The study published online in the journal Cancer Research details a dramatic increase in multiple myeloma cell death caused by a combination of the drugs obatoclax and flavopiridol. The researchers, led by Steven Grant, M.D., Shirley Carter Olsson and Sture Gordon Olsson Chair in Oncology Research, associate director for translational research, program co-leader and member of Developmental Therapeutics and member of the Cancer Cell Signaling program at VCU Massey Cancer Center, found that the two drugs worked together through different mechanisms to promote a form of cell suicide known as apoptosis.

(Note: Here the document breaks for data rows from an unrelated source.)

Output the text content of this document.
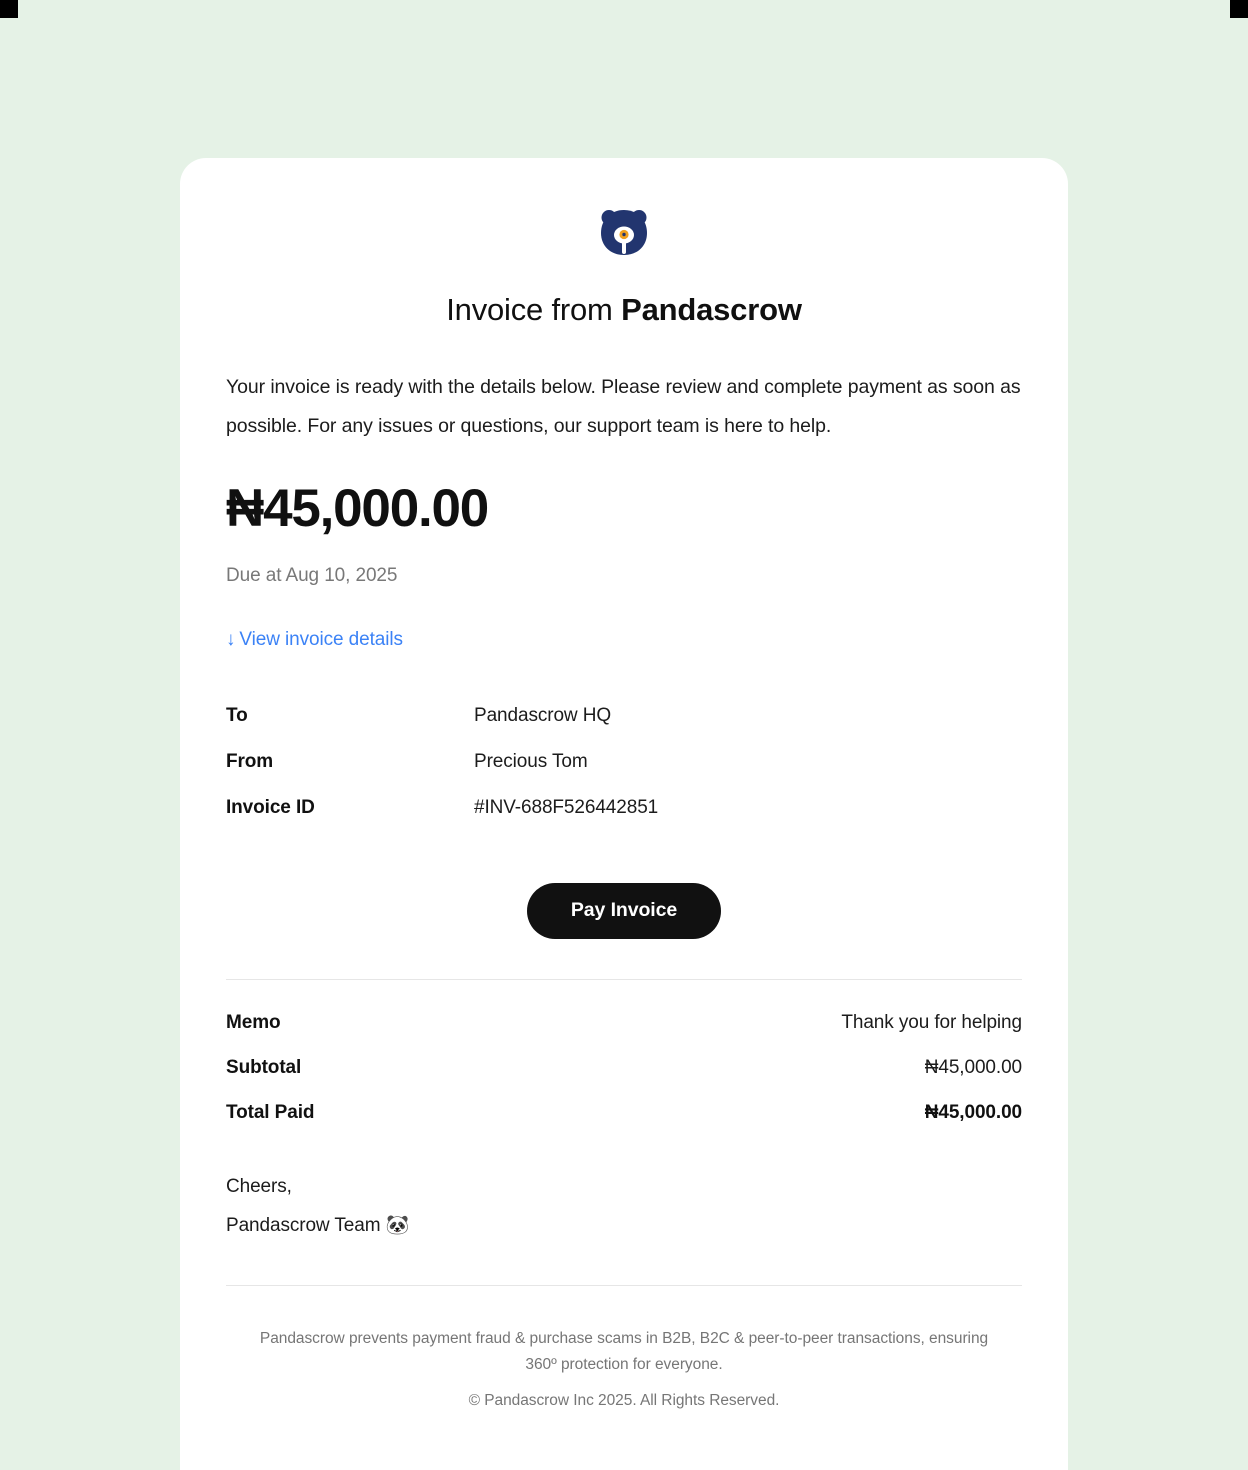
Invoice from Pandascrow

Your invoice is ready with the details below. Please review and complete payment as soon as possible. For any issues or questions, our support team is here to help.

₦45,000.00
Due at Aug 10, 2025
↓ View invoice details
To	Pandascrow HQ
From	Precious Tom
Invoice ID	#INV-688F526442851
Pay Invoice
Memo	Thank you for helping
Subtotal	₦45,000.00
Total Paid	₦45,000.00
Cheers,
Pandascrow Team 🐼

Pandascrow prevents payment fraud & purchase scams in B2B, B2C & peer-to-peer transactions, ensuring 360º protection for everyone.

© Pandascrow Inc 2025. All Rights Reserved.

"There is an urgent need for curative therapies for multiple myeloma," says Grant. "Our hope is that this research will lay the foundation for new and more effective treatments for patients with multiple myeloma and potentially other blood cancers for which adequate therapies are lacking."
In laboratory experiments, the novel drug combination dramatically increased multiple myeloma cell death. These results were confirmed in animal models where the drugs significantly improved the survival of immune-compromised mice with human multiple myeloma. An unexpected effect was also observed - flavopiridol, in addition to reducing levels of anti-apoptotic proteins, significantly increased the expression of apoptosis-inducing proteins such as Bim, a protein shown in previous studies to trigger cell death.
"This research builds on nearly a decade of work carried out by our laboratory that focuses on manipulating mechanisms that lead to apoptosis in hematological malignancies," says Grant. "Our findings could have immediate implications for the design of clinical trials using combinations of these types of drugs. In fact, plans to develop such a trial at Massey are currently underway."
Because the findings showed synergism between these two classes of drugs, the researchers plan to test other clinically-relevant CDK inhibitors in combination with obatoclax for multiple myeloma.